Despite a running time of two minutes and twenty-two seconds, the trailer for Wrath of the Titans is more or less inscrutable. I mean, do you know what’s going on? There are CGI warriors jumping down to Earth, as well as CGI Liam Neeson looking super, super dusty. There is Sam Worthington, doing his patented tough guy in a tough situation thing, and a secretly hilarious Marilyn Manson cover of "Sweet Dreams" blasting in the background. There are giants and swords and shaky cam and oh so many explosions. It looks par for the course for every cash-in sequel, basically.
Did you see Clash of the Titans last year? It was loud and flashy, and maybe good. I don’t know, I didn’t see it, because it’s far easier to sit in bed. It did elicit a particular kind of huff-jeez dork rage from me and other bored man-children, because its take on Greek mythology was seriously, seriously flawed. I guess it’s to be expected, but when Hollywood tackles stories like the Iliad and Hercules and Perseus, etc., they runs everything in a CGI blender until the individual elements are indistinguishable to a seven-year old. Wrath does look passably entertaining, and I know, I know, expecting accuracy for a bunch of made-up, thousands-of-years-old stories. But, eh, sit on a tack.

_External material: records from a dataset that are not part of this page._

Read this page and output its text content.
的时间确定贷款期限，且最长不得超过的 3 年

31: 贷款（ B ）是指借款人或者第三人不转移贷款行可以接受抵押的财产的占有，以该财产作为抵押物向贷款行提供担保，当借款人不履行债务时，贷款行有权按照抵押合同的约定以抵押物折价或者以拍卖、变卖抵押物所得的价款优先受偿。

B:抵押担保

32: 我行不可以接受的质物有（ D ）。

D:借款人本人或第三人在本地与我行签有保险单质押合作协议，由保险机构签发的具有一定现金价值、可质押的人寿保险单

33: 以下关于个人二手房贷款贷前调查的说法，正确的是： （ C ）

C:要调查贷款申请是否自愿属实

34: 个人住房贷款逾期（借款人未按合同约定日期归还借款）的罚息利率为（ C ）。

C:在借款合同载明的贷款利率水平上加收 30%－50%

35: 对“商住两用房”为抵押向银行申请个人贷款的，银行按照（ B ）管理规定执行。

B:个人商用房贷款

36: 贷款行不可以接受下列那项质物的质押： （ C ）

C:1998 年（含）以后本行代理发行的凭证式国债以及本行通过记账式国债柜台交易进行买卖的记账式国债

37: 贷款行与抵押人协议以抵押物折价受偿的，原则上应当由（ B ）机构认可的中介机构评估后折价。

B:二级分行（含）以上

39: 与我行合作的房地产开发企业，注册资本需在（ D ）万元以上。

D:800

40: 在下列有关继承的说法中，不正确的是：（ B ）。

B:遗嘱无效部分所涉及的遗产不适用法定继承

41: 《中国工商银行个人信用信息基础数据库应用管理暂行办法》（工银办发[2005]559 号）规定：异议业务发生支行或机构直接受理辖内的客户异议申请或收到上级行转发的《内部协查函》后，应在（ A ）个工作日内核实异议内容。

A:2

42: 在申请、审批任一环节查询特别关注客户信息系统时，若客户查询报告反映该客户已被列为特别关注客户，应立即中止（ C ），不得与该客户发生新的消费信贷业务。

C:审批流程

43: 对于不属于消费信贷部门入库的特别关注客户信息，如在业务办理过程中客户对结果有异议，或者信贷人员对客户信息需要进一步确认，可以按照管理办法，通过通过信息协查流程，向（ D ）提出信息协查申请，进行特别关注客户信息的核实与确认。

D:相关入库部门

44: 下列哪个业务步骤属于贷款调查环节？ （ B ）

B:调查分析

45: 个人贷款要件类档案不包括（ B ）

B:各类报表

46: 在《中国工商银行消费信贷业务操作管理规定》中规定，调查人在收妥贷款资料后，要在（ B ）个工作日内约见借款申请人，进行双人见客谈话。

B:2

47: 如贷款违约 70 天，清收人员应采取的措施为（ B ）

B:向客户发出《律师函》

What Greek myth do you want the Titans team to tackle next? Growing up, I had a lot of favorite ones. There’s the one where Theseus doesn’t know how to defeat the Titans until Hephaestus is like, "Yo, I made you this sword out of fire and diamonds, it is too sick" and then they bump fists before throwing down. I also like the one where Hercules walks into Olympus only to see Aphrodite washing a chariot while blasting Bad Company and is all, "Damn, damn, my half-sister is super fine, I need to get on that." There’s plenty of ripe material for a trilogy, I think. Please cast Channing Tatum!